I’m working on a project where I need to extract text from images of handwritten content. So far, I’ve been using the Google Vision API, which has performed well for some text, including handwriting. However, I’m curious if there’s a more direct solution specifically for handling handwriting.
Would it be beneficial to use an LLM that can directly process and read handwriting, or should I continue using traditional OCR methods like Google Vision? I’m aware that LLMs like GPT-4o and Gemini have these capabilities, but I’m uncertain about how effectively they handle image-based input or handwriting.

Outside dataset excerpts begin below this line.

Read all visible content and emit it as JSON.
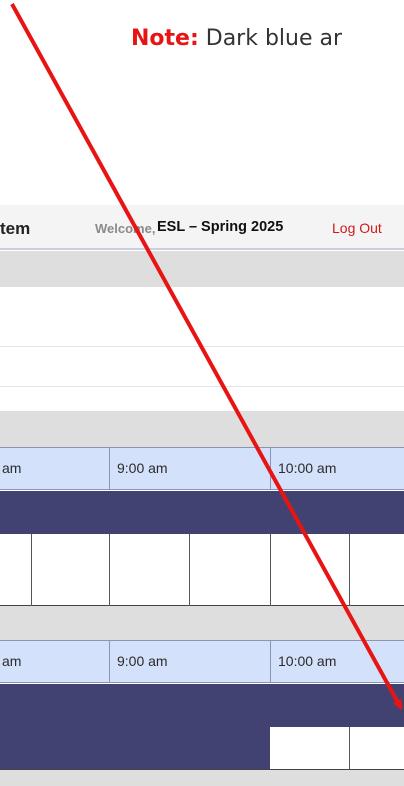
{
  "note": {
    "label": "Note:",
    "text": " Dark blue ar"
  },
  "header": {
    "title_fragment": "tem",
    "welcome": "Welcome,",
    "semester": "ESL – Spring 2025",
    "logout": "Log Out"
  },
  "schedule": {
    "section_1": {
      "times": [
        "am",
        "9:00 am",
        "10:00 am"
      ]
    },
    "section_2": {
      "times": [
        "am",
        "9:00 am",
        "10:00 am"
      ]
    }
  },
  "colors": {
    "note_label": "#e81414",
    "logout": "#d21a1a",
    "booked_block": "#414271",
    "time_header_bg": "#d4e1fb",
    "annotation_arrow": "#e81414"
  }
}
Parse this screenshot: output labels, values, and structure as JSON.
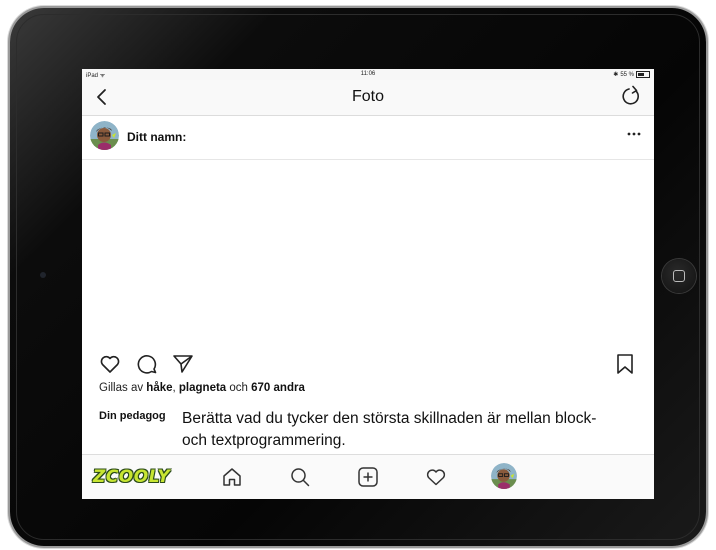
{
  "status_bar": {
    "device": "iPad",
    "time": "11:06",
    "battery": "55 %"
  },
  "nav": {
    "title": "Foto",
    "back_icon": "chevron-left-icon",
    "refresh_icon": "refresh-icon"
  },
  "post": {
    "username": "Ditt namn:",
    "more_icon": "more-horizontal-icon",
    "likes": {
      "prefix": "Gillas av ",
      "user1": "håke",
      "sep1": ", ",
      "user2": "plagneta",
      "sep2": " och ",
      "others": "670 andra"
    },
    "caption_user": "Din pedagog",
    "caption_text": "Berätta vad du tycker den största skillnaden är mellan block- och textprogrammering."
  },
  "actions": [
    "heart-icon",
    "comment-icon",
    "share-icon",
    "bookmark-icon"
  ],
  "tabbar": {
    "logo": "ZCOOLY",
    "tabs": [
      "home-icon",
      "search-icon",
      "add-icon",
      "heart-icon",
      "profile-avatar"
    ]
  },
  "colors": {
    "logo_fill": "#c7e531",
    "logo_outline": "#2a4a1a",
    "frame": "#0c0c0c"
  }
}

Has anyone tried using LLMs for OCR? What would you recommend, and are there particular models that excel in this area?
Additionally, I plan to use an LLM to summarize the handwritten text, so I’ll need an LLM at some point in the process anyway.
Avoid using LLMs for OCR, as it’s unnecessary and tends to be more error-prone. Keep in mind that OCR engines already utilize NLP technology for language correction; for instance, Tesseract has incorporated biLSTM for quite some time.
If cost isn’t a concern, then go ahead and use it. How frequently do you plan to use this? Are you prioritizing factors like cost or speed?
CNNs, transformers, and vision models specifically trained for handwriting will be much faster and more cost-effective. However, this depends on the difficulty of your test cases, and you might need to do some image cleaning.
I’ve had good results with QWEN2 VL 72B and 7B VL in my tests, outperforming Claude 3.5 and seeming comparable to ChatGPT-4o.
Yes, that sounds like a solid plan; I’ve tested it. The goal is to also use an LLM to summarize the handwritten text, so I will need an LLM at some stage in the process.
Cost shouldn’t be a significant concern since this is part of a product that will be sold to consumers. Users will help cover some of that cost through their subscriptions. Speed is less critical, as a processing time of 30 seconds is acceptable for this type of project.